Regina Helena Santos
Notícia publicada na edição de 17/12/2010 do Jornal Cruzeiro do Sul, na página 9 do caderno A
Desde janeiro deste ano a Urbes vem estudando as alternativas de tráfego
FOTO: Adival B. Pinto
O viaduto que liga as avenidas Antônio Carlos Comitre e Izoraida Marques Peres, no Campolim - principal acesso ao Esplanada Shopping - permanecerá cerca de 5 meses parcialmente interditado, a partir de 5 de janeiro de 2011, para a execução das obras das marginais da Raposo Tavares que passam por baixo do local. A situação - relatada por proprietários de lojas e indústrias da região, que já foram informados oficialmente sobre a decisão, e confirmada pela Urbes - Trânsito e Transportes - preocupa os empresários, diante da dificuldade que os motoristas terão para trafegar.
O problema foi um dos pontos abordados, na manhã desta quinta-feira (16), durante audiência pública para tratar das obras na rodovia. Na ausência de representantes da Viaoeste, que administra a rodovia, e da Agência Reguladora de Serviços Públicos Delegados de Transporte do Estado de São Paulo (Artesp), os cerca de vinte empresários presentes contaram que já receberam um comunicado de que a interdição será feita. A Urbes confirmou que desde o primeiro semestre deste ano o assunto está sendo debatido para que sejam tomadas medidas alternativas de tráfego, a fim de tentar minimizar os problemas que o fechamento da passagem devem ocasionar no local.
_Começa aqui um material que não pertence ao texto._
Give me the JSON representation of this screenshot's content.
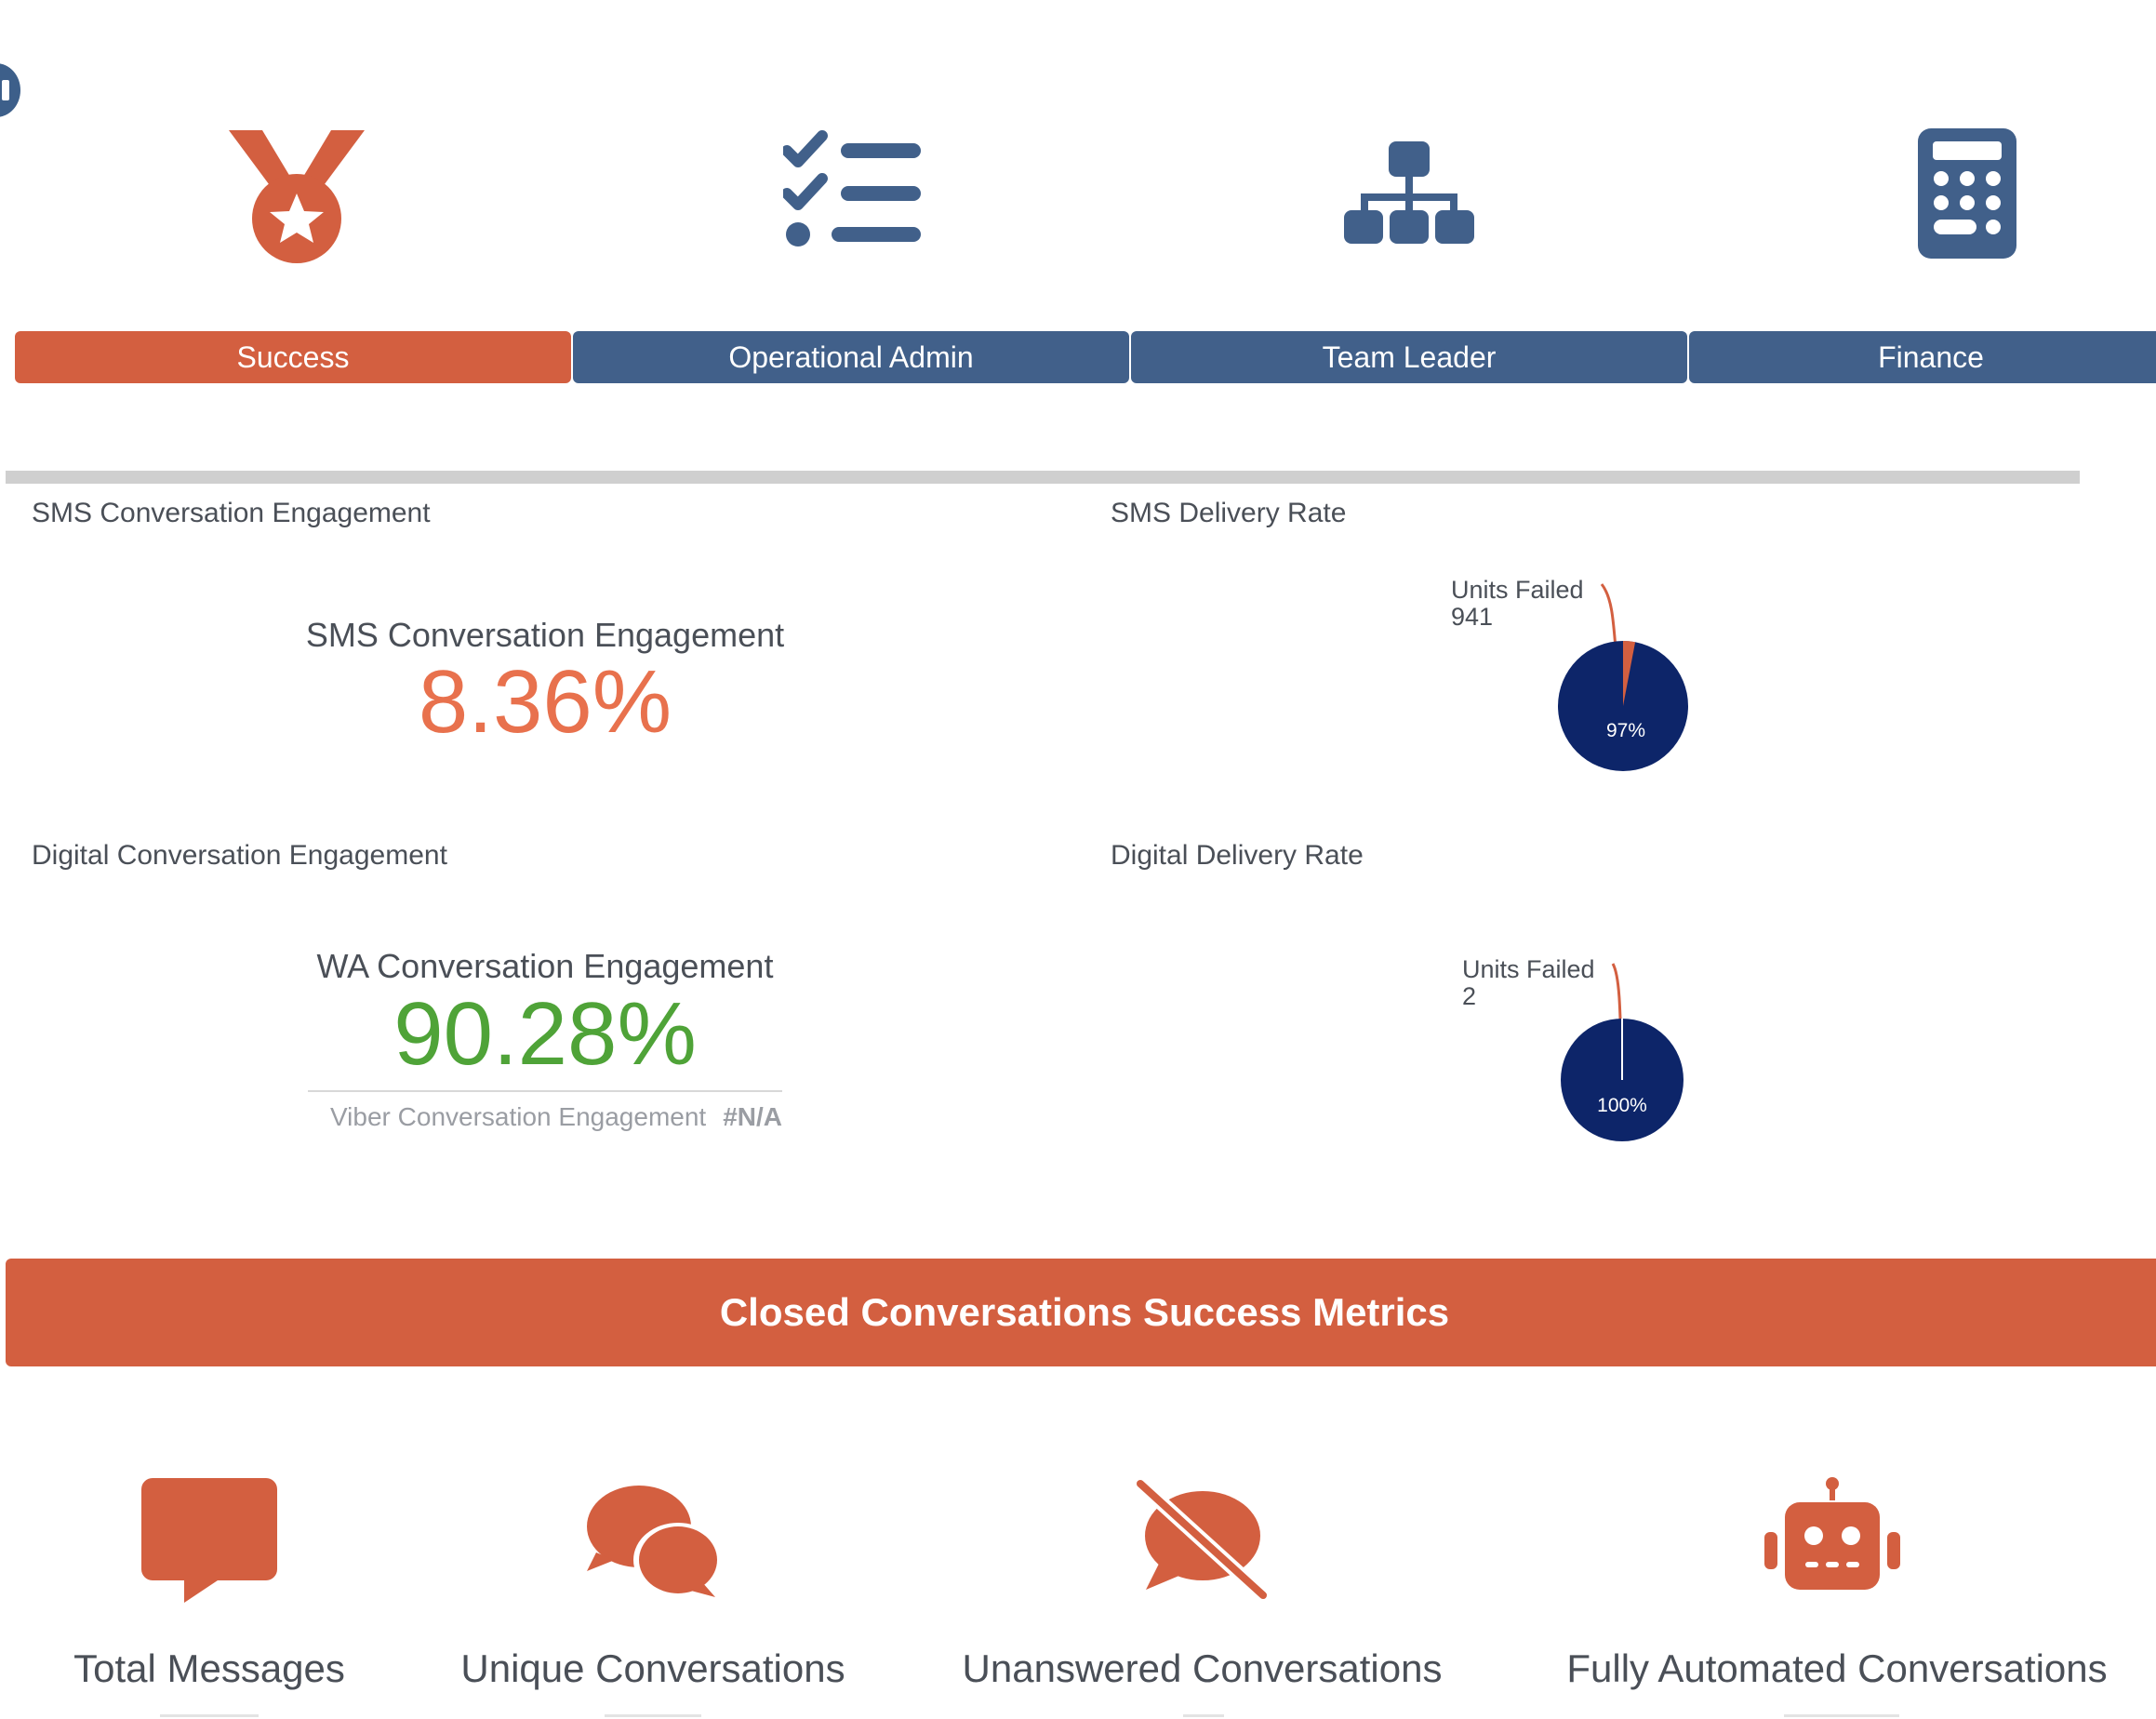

Segundo José Carlos de Almeida, que representou a empresa pública de trânsito na reunião, o viaduto não será completamente interditado e permanecerão abertas apenas duas faixas, em mão dupla. O técnico não adiantou, entretanto, detalhes sobre as rotas alternativas de tráfego que serão aplicadas na região. “Todas as medidas de desvio e operação estão sendo estudadas com os interessados para tentar causar o menor impacto possível no trânsito. Há necessidade deste bloqueio para as obras, não há outra alternativa. A informação que nós temos é que será bloqueada uma pista e a outra irá operar em mão dupla”.
Os representantes dos empreendimentos localizados na região reclamaram bastante da medida e já prevêem prejuízos financeiros. “A gente não precisa ser técnico para entender que a partir do momento em que quatro pistas se transformam em duas, teremos uma redução de 50% no fluxo de veículos que acessam aquelas avenidas. Não somos contra a obra, a cidade precisa crescer, ganhar poder e solucionar seus problemas viários. O que somos contra é executar uma obra deste porte sem que a população tenha conhecimento das medidas mitigatórias que poderiam estar sendo implantadas”, falou Roberto Vilas Boas, gerente de expansão do Grupo Carrefour. “Não nos foi apresentada nenhuma alternativa para minimizar os impactos desta interrupção. Nós pedimos, apenas, que isso não fosse feito no fim do ano. Agora vamos esperar que a Urbes coloque pessoal para orientar o trânsito, para que o impacto seja o menor possível. Mas que vai haver, isso vai. Não dá para dimensionar o prejuízo, mas certamente teremos problemas”, falou Odair Darokue, gerente do Esplanada Shopping.
O diretor do Carrefour Esplanada, Edson Macedo, chegou a cogitar a possibilidade de que o viaduto tivesse o número de pistas aumentado, para maior fluidez do trânsito. “Já vamos sofrer, não tem jeito. Mas temos que pensar lá na frente para não ter, no futuro, que parar de novo para mais uma ampliação”, disse.
Para o gerente de expansão do Carrefour, uma alternativa seria prorrogar a data para fechamento das pistas. “Aí se apresentam os documentos que aprovaram as obras, se faz uma nova audiência, justificando para a população e para os empresários a situação, se discute se as medidas mitigatórias são satisfatórias para atender a todos. Aí, a obra pode seguir seu rumo. A comunidade está pedindo as informações, mas ninguém vem aqui explicar”, reclamou, referindo-se à ausência dos representantes da Viaoeste e da Artesp.